The selection of hemiplegic volunteers was based on the same criteria and included the presence of hemiplegia secondary to cerebrovascular disease, with impairment of one of the cerebral hemispheres (determined by computed tomography), with muscle hypertonia on the affected side and sufficient cognitive level to understand verbal commands and perform the voluntary respiratory movements requested. Volunteers unable to perform the required movements, those with muscle hypotonia or in the acute stroke phase, subjects with
emotional liability that would affect movement performance and individuals with facial paralysis were excluded from the study. Patients with hemiplegia were distributed into two groups: patients with right-side hemiplegia and patients
with left-side hemiplegia. All patients were at more than 24 months post-stroke. Lung function tests, diaphragmatic excursion, volumetric measurement, maximal find more check details inspiratory pressure and quantification of motor function were evaluated in this order. Spirometry (Vitalograph 2010 spirometer) was performed in compliance with ATS/ERS (2005).
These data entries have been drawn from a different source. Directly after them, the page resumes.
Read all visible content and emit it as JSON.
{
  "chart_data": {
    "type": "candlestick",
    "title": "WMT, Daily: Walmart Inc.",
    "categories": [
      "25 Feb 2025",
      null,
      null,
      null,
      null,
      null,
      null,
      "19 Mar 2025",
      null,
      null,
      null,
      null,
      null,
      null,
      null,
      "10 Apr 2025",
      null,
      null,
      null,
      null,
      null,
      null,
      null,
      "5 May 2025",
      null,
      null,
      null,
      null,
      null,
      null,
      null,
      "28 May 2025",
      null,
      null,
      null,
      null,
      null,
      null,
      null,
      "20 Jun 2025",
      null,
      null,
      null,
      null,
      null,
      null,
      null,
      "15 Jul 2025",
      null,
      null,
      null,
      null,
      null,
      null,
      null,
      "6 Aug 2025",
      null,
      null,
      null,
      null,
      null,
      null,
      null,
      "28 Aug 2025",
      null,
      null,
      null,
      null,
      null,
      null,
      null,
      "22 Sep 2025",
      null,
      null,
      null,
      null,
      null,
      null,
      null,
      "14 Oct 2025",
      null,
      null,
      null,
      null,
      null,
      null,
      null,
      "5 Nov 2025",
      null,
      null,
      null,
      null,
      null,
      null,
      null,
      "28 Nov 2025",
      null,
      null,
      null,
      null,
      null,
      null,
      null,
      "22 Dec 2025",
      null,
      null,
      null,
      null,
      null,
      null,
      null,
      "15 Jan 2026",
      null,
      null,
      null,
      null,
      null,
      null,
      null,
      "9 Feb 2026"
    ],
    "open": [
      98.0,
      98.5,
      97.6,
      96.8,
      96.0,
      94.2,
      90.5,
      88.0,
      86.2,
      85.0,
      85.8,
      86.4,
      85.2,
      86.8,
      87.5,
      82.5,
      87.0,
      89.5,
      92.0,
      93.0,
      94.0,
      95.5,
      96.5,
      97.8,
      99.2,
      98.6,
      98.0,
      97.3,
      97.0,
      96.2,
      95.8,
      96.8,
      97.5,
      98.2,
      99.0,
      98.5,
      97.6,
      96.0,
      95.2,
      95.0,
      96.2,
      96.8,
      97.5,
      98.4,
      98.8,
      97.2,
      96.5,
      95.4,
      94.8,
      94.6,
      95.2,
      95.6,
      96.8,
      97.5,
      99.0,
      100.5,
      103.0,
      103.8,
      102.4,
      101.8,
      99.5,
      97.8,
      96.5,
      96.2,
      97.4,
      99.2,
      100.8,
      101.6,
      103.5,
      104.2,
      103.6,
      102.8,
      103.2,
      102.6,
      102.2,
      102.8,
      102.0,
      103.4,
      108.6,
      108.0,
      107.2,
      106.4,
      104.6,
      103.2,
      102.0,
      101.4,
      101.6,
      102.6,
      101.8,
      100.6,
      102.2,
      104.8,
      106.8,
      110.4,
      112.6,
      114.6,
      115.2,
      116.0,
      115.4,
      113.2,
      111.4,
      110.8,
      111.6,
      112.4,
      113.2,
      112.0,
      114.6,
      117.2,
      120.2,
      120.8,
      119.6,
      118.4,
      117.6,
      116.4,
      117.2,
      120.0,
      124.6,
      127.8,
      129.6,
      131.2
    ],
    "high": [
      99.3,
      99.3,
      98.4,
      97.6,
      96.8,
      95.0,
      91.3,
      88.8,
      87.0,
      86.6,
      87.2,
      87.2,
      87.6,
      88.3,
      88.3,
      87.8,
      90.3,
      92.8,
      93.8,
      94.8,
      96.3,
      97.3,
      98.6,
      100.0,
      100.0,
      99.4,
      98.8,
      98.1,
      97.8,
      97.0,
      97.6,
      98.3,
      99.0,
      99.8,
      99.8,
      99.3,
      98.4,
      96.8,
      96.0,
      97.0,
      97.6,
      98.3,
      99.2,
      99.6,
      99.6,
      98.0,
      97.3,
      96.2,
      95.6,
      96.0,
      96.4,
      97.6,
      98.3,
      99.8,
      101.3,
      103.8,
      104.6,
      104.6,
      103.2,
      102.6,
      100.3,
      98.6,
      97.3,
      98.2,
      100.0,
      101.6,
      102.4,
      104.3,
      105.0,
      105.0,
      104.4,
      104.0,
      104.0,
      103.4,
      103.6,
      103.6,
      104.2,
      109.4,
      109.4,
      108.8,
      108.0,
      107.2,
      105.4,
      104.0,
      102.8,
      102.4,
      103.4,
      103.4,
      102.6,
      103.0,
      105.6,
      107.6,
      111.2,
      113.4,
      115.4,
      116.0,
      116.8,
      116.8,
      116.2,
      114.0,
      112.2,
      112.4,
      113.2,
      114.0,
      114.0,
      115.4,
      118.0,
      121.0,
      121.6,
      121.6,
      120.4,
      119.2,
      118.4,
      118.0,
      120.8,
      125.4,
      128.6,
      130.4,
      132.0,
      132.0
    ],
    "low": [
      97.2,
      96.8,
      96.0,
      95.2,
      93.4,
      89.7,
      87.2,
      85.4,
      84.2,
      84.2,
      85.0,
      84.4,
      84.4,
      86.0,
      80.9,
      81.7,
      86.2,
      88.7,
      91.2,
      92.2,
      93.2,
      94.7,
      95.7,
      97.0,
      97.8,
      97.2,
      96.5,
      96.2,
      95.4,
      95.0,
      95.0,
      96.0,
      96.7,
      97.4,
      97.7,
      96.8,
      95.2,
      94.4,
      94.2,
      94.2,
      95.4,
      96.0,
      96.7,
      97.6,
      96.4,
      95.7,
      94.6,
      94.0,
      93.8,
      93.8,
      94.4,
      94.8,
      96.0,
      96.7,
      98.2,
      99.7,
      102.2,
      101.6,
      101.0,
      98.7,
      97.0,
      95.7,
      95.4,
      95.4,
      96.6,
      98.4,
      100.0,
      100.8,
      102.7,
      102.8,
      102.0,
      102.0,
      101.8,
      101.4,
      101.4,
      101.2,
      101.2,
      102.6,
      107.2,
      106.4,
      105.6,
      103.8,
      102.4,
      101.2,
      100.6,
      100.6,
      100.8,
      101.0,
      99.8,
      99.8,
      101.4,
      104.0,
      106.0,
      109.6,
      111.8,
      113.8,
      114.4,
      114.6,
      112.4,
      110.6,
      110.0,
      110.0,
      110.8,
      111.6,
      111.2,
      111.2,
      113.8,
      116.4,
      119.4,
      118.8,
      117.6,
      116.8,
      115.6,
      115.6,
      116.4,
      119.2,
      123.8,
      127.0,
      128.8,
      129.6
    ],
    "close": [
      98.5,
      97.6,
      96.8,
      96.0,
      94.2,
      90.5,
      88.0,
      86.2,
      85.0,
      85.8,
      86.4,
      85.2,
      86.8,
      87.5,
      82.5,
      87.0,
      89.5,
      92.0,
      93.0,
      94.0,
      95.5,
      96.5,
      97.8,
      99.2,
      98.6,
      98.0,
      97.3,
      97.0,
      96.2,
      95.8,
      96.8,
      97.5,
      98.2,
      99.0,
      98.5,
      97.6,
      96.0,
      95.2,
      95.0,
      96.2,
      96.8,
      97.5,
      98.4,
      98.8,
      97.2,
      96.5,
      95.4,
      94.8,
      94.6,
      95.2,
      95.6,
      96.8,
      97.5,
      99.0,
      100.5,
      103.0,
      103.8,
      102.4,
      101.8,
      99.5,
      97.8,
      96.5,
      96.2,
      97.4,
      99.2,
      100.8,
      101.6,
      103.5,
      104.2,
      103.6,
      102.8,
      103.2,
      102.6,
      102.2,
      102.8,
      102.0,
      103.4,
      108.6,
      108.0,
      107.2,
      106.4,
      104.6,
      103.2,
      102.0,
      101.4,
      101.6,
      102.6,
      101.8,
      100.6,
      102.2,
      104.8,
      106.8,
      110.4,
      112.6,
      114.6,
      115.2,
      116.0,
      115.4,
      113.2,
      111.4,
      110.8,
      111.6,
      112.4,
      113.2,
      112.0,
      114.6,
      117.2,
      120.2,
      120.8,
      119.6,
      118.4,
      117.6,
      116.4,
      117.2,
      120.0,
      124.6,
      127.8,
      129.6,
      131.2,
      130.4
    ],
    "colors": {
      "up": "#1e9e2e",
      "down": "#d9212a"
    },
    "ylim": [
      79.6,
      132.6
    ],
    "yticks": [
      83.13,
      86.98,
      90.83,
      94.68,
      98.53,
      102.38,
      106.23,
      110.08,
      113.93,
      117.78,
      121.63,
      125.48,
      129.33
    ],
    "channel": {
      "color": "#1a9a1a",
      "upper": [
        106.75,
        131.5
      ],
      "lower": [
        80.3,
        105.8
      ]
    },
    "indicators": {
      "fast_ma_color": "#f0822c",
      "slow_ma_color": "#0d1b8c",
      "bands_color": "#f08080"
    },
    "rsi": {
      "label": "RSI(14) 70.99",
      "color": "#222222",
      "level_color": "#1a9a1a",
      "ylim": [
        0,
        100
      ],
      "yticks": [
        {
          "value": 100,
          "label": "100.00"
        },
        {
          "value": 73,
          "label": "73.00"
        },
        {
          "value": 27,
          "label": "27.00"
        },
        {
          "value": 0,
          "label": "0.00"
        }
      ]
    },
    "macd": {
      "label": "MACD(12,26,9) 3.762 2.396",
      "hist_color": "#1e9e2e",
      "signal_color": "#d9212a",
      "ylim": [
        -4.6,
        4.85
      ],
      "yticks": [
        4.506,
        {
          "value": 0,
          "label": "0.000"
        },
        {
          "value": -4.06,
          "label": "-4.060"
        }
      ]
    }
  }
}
The following parameters were assessed during the test: forced vital capacity (FVC), forced expiratory volume in the first second (FEV1), mean forced expiratory flow between 25 and 75% of the FVC maneuver (FEF25–75%), peak expiratory flow (PEF) and maximal voluntary ventilation (MVV). The first two parameters are expressed in liters per second (l/s) and the last three in liters per minute (l/min). A previously calibrated spirometer
was used in the evaluations. Assessment of spirometry was performed with patients in the sitting position. Assessment of diaphragmatic excursion on the cranial-caudal Flavopiridol (Alvocidib) axis was performed using ultrasound in M mode (format that views the movement in a window of time) using the LOGIQTM 100 Pro (Siemens) model C36 and convex transducer (FOV: 68X, ROC: 50 mm), with variable frequency between 3.5 and 5.0 MHz depending on the depth of the structure for best image visualization. For this assessment, the volunteer remained in the supine position, with a ten-degree inclination of the upper part of the body. The movement of each hemidiaphragm was measured in centimeters on the cranial-caudal axis, starting with the condition of functional residual capacity until reaching total lung capacity. Inspiratory capacity was measured simultaneously on an analog ventilometer (Wright–Ferraris), using a mouthpiece and nose clip. To obtain the image, the transducer was positioned on the abdominal wall just below the ribs between the mid axillary line and the mammillary line, forming a 45-degree angle between the transducer and the surface of the abdominal wall in the cephalic direction (Cohen et al., 1994a and Houston et al., 1994), as shown in Fig.